Essa decisão aplica-se tanto às execuções fiscais a serem ajuizadas quanto àquelas em curso, tendo em vista que a limitação dos seus efeitos retroativos não alcança os créditos tributários inadimplidos, mas tão somente aqueles já pagos. Desse modo, ainda que o STF, ao pronunciar a inconstitucionalidade dos dispositivos da LEF, proceda à “modulação” dos efeitos da sua decisão nos moldes da proferida no RE 560.626, haver-se-á de declarar a prescrição do crédito em inúmeras execuções fiscais. E, caso o Pretório Excelso admita a manifesta contrariedade de tal limitação à Lei Maior, terão direito à repetição do indébito todos os contribuintes que pagaram créditos já prescritos à luz da legítima regulação do Código Tributário Nacional – mesmo que, quando realizaram o pagamento, ainda não tivesse se operado a prescrição segundo a inconstitucional sistemática da LEF.
Notas
1. Artigo publicado no periódico jurídico Carta Forense nº 63, ago. de 2008, p. 18.

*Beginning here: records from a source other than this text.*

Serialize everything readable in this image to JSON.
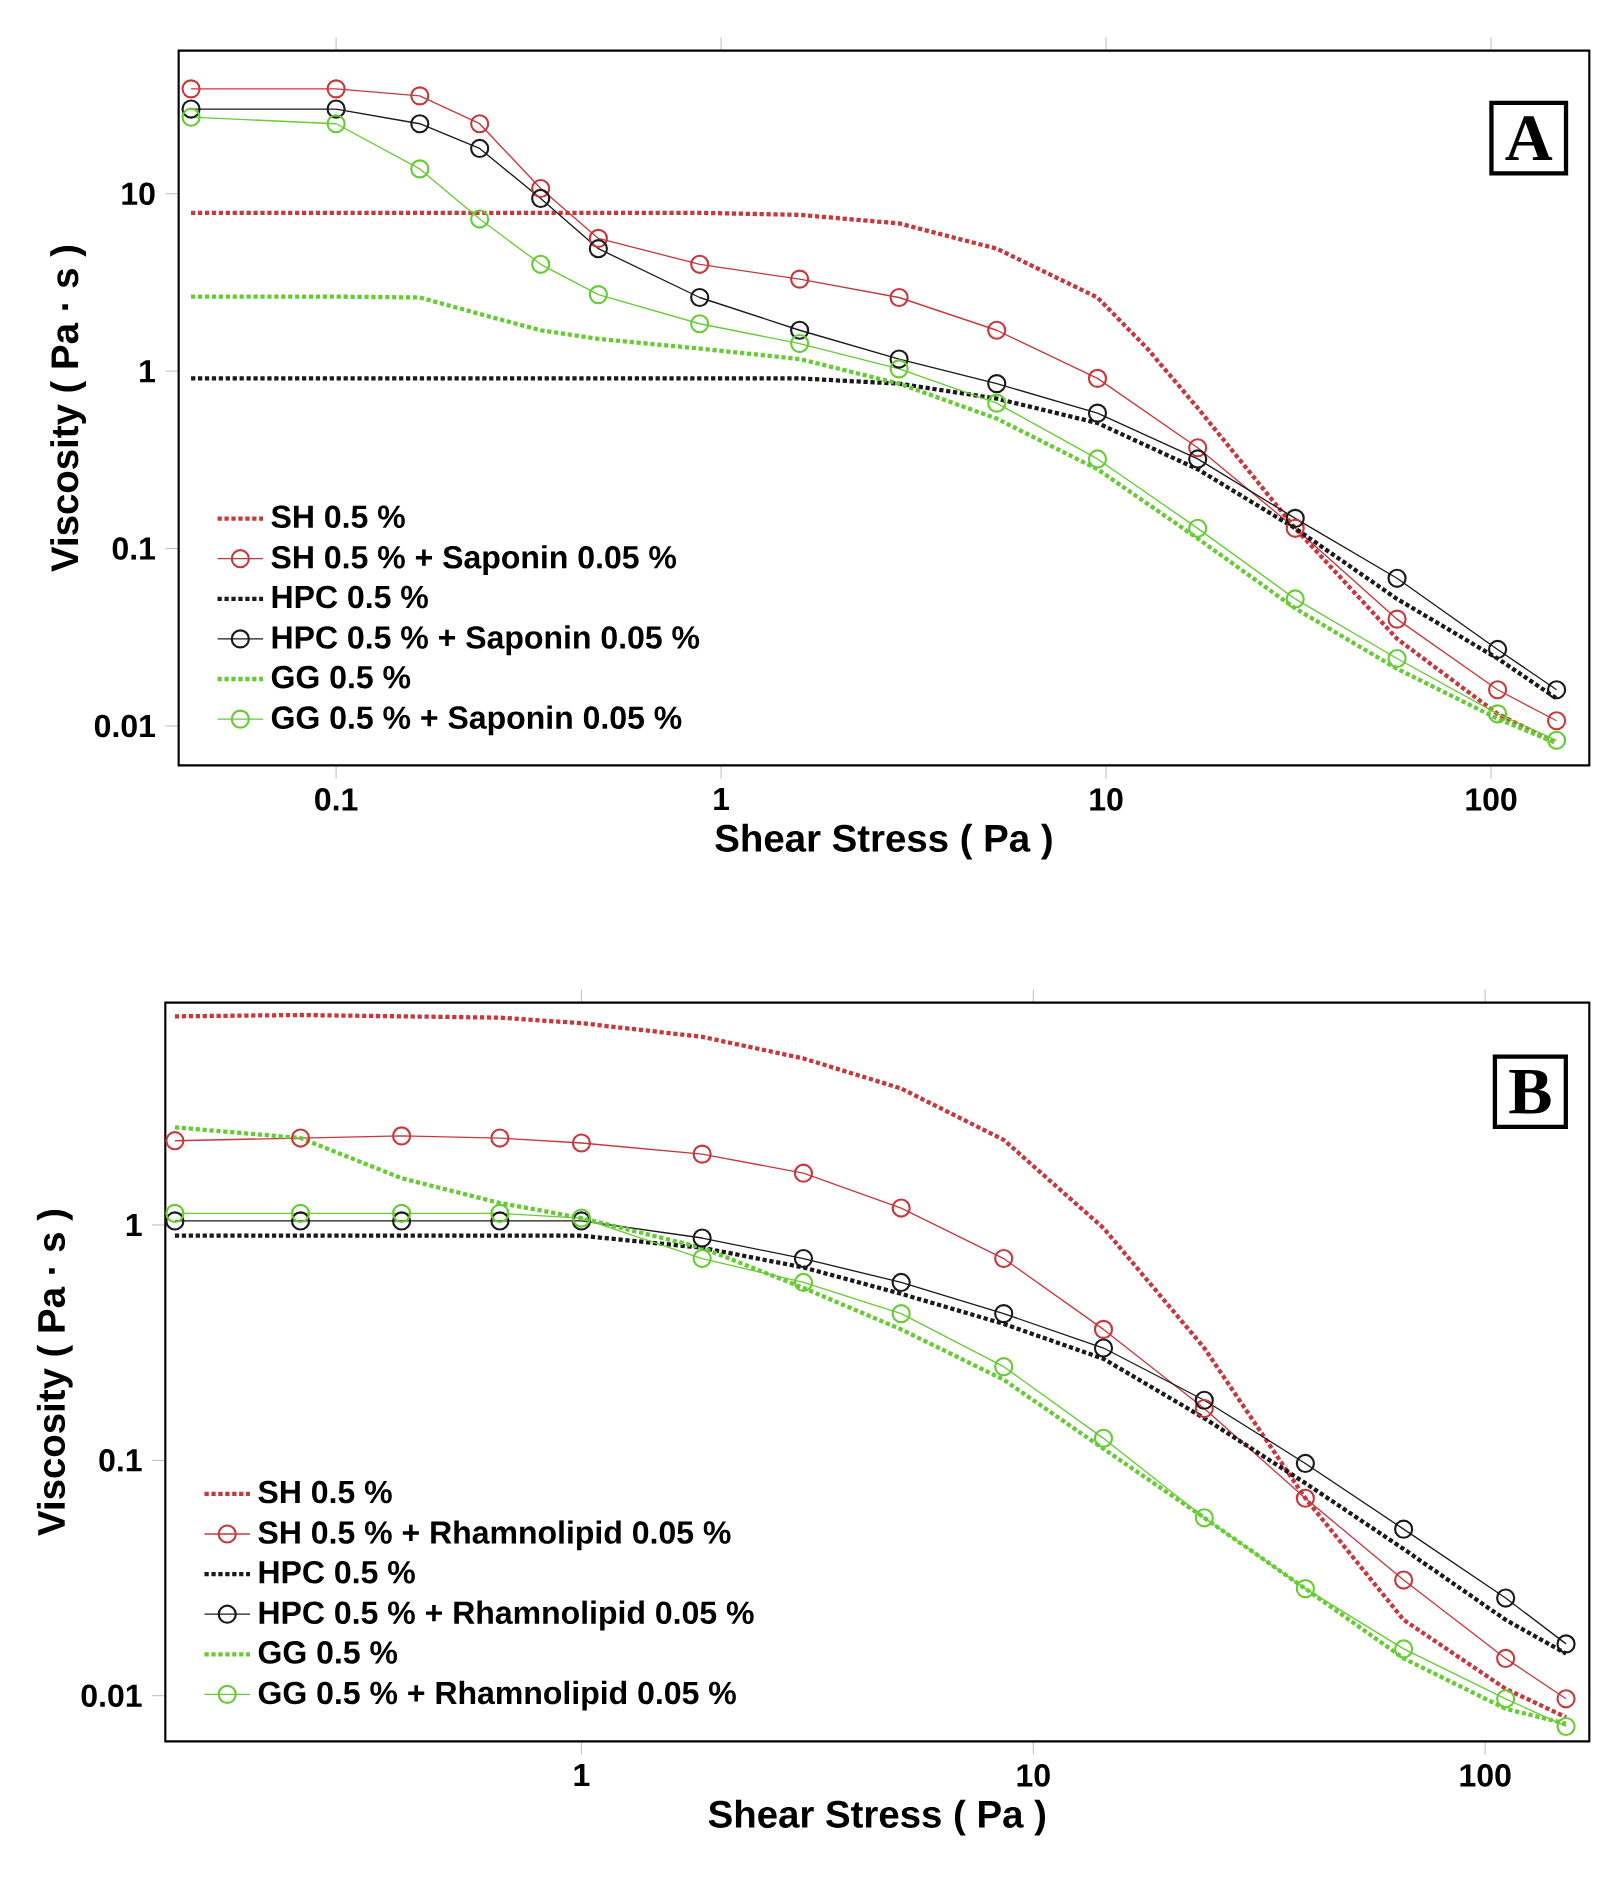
{
  "chart_data": [
    {
      "type": "line",
      "xlabel": "Shear Stress ( Pa )",
      "ylabel": "Viscosity ( Pa · s )",
      "log": "xy",
      "legend": "bottom left",
      "xlim": [
        0.039,
        180
      ],
      "ylim": [
        0.006,
        64
      ],
      "xticks": [
        0.1,
        1,
        10,
        100
      ],
      "yticks": [
        0.01,
        0.1,
        1,
        10
      ],
      "annotations": [
        "A"
      ],
      "series": [
        {
          "name": "SH 0.5 %",
          "color": "#c8373c",
          "marker": "none",
          "line_style": "dotted",
          "x": [
            0.042,
            0.1,
            0.165,
            0.236,
            0.34,
            0.48,
            0.88,
            1.6,
            2.9,
            5.2,
            9.5,
            12.8,
            17.3,
            31,
            57,
            104,
            148
          ],
          "values": [
            7.8,
            7.8,
            7.8,
            7.8,
            7.8,
            7.8,
            7.8,
            7.6,
            6.8,
            4.9,
            2.6,
            1.34,
            0.62,
            0.13,
            0.031,
            0.0117,
            0.008
          ]
        },
        {
          "name": "SH 0.5 % + Saponin 0.05 %",
          "color": "#c8373c",
          "marker": "circle",
          "line_style": "solid",
          "x": [
            0.042,
            0.1,
            0.165,
            0.236,
            0.34,
            0.48,
            0.88,
            1.6,
            2.9,
            5.2,
            9.5,
            17.3,
            31,
            57,
            104,
            148
          ],
          "values": [
            39,
            39,
            35.6,
            24.8,
            10.7,
            5.6,
            4.0,
            3.3,
            2.6,
            1.7,
            0.91,
            0.37,
            0.13,
            0.04,
            0.016,
            0.0107
          ]
        },
        {
          "name": "HPC 0.5 %",
          "color": "#1a1a1a",
          "marker": "none",
          "line_style": "dotted",
          "x": [
            0.042,
            0.1,
            0.165,
            0.236,
            0.34,
            0.48,
            0.88,
            1.6,
            2.9,
            5.2,
            9.5,
            17.3,
            31,
            57,
            104,
            148
          ],
          "values": [
            0.91,
            0.91,
            0.91,
            0.91,
            0.91,
            0.91,
            0.91,
            0.91,
            0.85,
            0.7,
            0.51,
            0.28,
            0.13,
            0.052,
            0.024,
            0.0143
          ]
        },
        {
          "name": "HPC 0.5 % + Saponin 0.05 %",
          "color": "#1a1a1a",
          "marker": "circle",
          "line_style": "solid",
          "x": [
            0.042,
            0.1,
            0.165,
            0.236,
            0.34,
            0.48,
            0.88,
            1.6,
            2.9,
            5.2,
            9.5,
            17.3,
            31,
            57,
            104,
            148
          ],
          "values": [
            30,
            30,
            24.8,
            18,
            9.4,
            4.9,
            2.6,
            1.7,
            1.17,
            0.85,
            0.58,
            0.32,
            0.148,
            0.068,
            0.027,
            0.016
          ]
        },
        {
          "name": "GG 0.5 %",
          "color": "#66cc33",
          "marker": "none",
          "line_style": "dotted",
          "x": [
            0.042,
            0.1,
            0.165,
            0.236,
            0.34,
            0.48,
            0.88,
            1.6,
            2.9,
            5.2,
            9.5,
            17.3,
            31,
            57,
            104,
            148
          ],
          "values": [
            2.63,
            2.63,
            2.6,
            2.1,
            1.7,
            1.52,
            1.34,
            1.17,
            0.85,
            0.54,
            0.28,
            0.114,
            0.046,
            0.021,
            0.011,
            0.008
          ]
        },
        {
          "name": "GG 0.5 % + Saponin 0.05 %",
          "color": "#66cc33",
          "marker": "circle",
          "line_style": "solid",
          "x": [
            0.042,
            0.1,
            0.165,
            0.236,
            0.34,
            0.48,
            0.88,
            1.6,
            2.9,
            5.2,
            9.5,
            17.3,
            31,
            57,
            104,
            148
          ],
          "values": [
            27,
            24.8,
            13.8,
            7.2,
            4.0,
            2.7,
            1.85,
            1.43,
            1.03,
            0.66,
            0.32,
            0.13,
            0.052,
            0.024,
            0.0117,
            0.0083
          ]
        }
      ]
    },
    {
      "type": "line",
      "xlabel": "Shear Stress ( Pa )",
      "ylabel": "Viscosity ( Pa · s )",
      "log": "xy",
      "legend": "bottom left",
      "xlim": [
        0.12,
        170
      ],
      "ylim": [
        0.0064,
        8.8
      ],
      "xticks": [
        1,
        10,
        100
      ],
      "yticks": [
        0.01,
        0.1,
        1
      ],
      "annotations": [
        "B"
      ],
      "series": [
        {
          "name": "SH 0.5 %",
          "color": "#c8373c",
          "marker": "none",
          "line_style": "dotted",
          "x": [
            0.126,
            0.239,
            0.4,
            0.66,
            1,
            1.85,
            3.1,
            5.1,
            8.6,
            14.3,
            23.9,
            40,
            66,
            111,
            151
          ],
          "values": [
            7.7,
            7.8,
            7.7,
            7.6,
            7.2,
            6.3,
            5.1,
            3.8,
            2.3,
            0.97,
            0.3,
            0.069,
            0.021,
            0.0107,
            0.0081
          ]
        },
        {
          "name": "SH 0.5 % + Rhamnolipid 0.05 %",
          "color": "#c8373c",
          "marker": "circle",
          "line_style": "solid",
          "x": [
            0.126,
            0.239,
            0.4,
            0.66,
            1,
            1.85,
            3.1,
            5.1,
            8.6,
            14.3,
            23.9,
            40,
            66,
            111,
            151
          ],
          "values": [
            2.28,
            2.34,
            2.39,
            2.34,
            2.23,
            2.0,
            1.66,
            1.18,
            0.72,
            0.36,
            0.166,
            0.069,
            0.031,
            0.0144,
            0.0097
          ]
        },
        {
          "name": "HPC 0.5 %",
          "color": "#1a1a1a",
          "marker": "none",
          "line_style": "dotted",
          "x": [
            0.126,
            0.239,
            0.4,
            0.66,
            1,
            1.85,
            3.1,
            5.1,
            8.6,
            14.3,
            23.9,
            40,
            66,
            111,
            151
          ],
          "values": [
            0.9,
            0.9,
            0.9,
            0.9,
            0.9,
            0.8,
            0.66,
            0.51,
            0.38,
            0.27,
            0.151,
            0.08,
            0.042,
            0.021,
            0.0151
          ]
        },
        {
          "name": "HPC 0.5 % + Rhamnolipid 0.05 %",
          "color": "#1a1a1a",
          "marker": "circle",
          "line_style": "solid",
          "x": [
            0.126,
            0.239,
            0.4,
            0.66,
            1,
            1.85,
            3.1,
            5.1,
            8.6,
            14.3,
            23.9,
            40,
            66,
            111,
            151
          ],
          "values": [
            1.04,
            1.04,
            1.04,
            1.04,
            1.04,
            0.88,
            0.72,
            0.57,
            0.42,
            0.3,
            0.18,
            0.097,
            0.051,
            0.026,
            0.0166
          ]
        },
        {
          "name": "GG 0.5 %",
          "color": "#66cc33",
          "marker": "none",
          "line_style": "dotted",
          "x": [
            0.126,
            0.239,
            0.4,
            0.66,
            1,
            1.85,
            3.1,
            5.1,
            8.6,
            14.3,
            23.9,
            40,
            66,
            111,
            151
          ],
          "values": [
            2.6,
            2.34,
            1.58,
            1.24,
            1.07,
            0.8,
            0.54,
            0.36,
            0.22,
            0.112,
            0.057,
            0.0285,
            0.0144,
            0.0088,
            0.0076
          ]
        },
        {
          "name": "GG 0.5 % + Rhamnolipid 0.05 %",
          "color": "#66cc33",
          "marker": "circle",
          "line_style": "solid",
          "x": [
            0.126,
            0.239,
            0.4,
            0.66,
            1,
            1.85,
            3.1,
            5.1,
            8.6,
            14.3,
            23.9,
            40,
            66,
            111,
            151
          ],
          "values": [
            1.12,
            1.12,
            1.12,
            1.12,
            1.07,
            0.72,
            0.57,
            0.42,
            0.25,
            0.124,
            0.057,
            0.0285,
            0.0158,
            0.0097,
            0.0074
          ]
        }
      ]
    }
  ]
}
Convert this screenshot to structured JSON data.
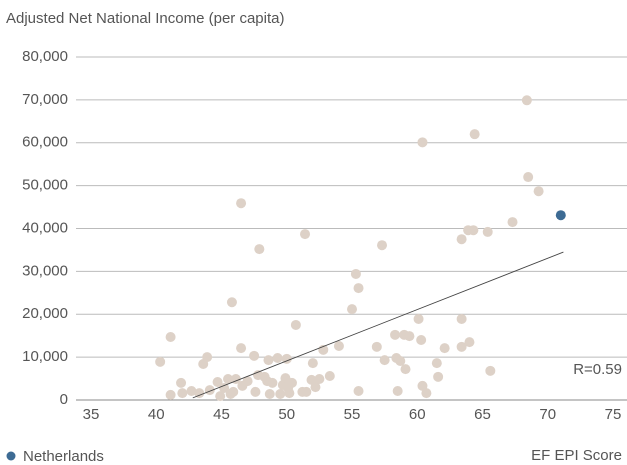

2. A. VELLOSO. Constituição tributária interpretada. São Paulo: Atlas, 2007. p. 67.
3. Ibidem, p. 68; VELLOSO, Andrei Pitten; ROCHA, Daniel Machado da; BALTAZAR JUNIOR, José Paulo. Comentários à Lei do Custeio da Seguridade Social. Porto Alegre, 2005. p. 300 ss.
4. STF, Pleno, RE 560.626, rel. Min. Gilmar Mendes, j. em 11 e 12.06.2008. Sobre a ilegitimidade constitucional dessa “modulação” de efeitos, vide este nosso artigo: A outorga de efeitos a leis tributárias inconstitucionais. Carta Forense. nº 62, jul. de 2008. p. 20.
5. Entretanto, não se deve olvidar que, em 2005, o Código Tributário Nacional foi modificado legitimamente pela Lei Complementar 118/2005, a qual estabeleceu como marco interruptivo da prescrição o despacho do juiz que ordenar a citação em execução fiscal.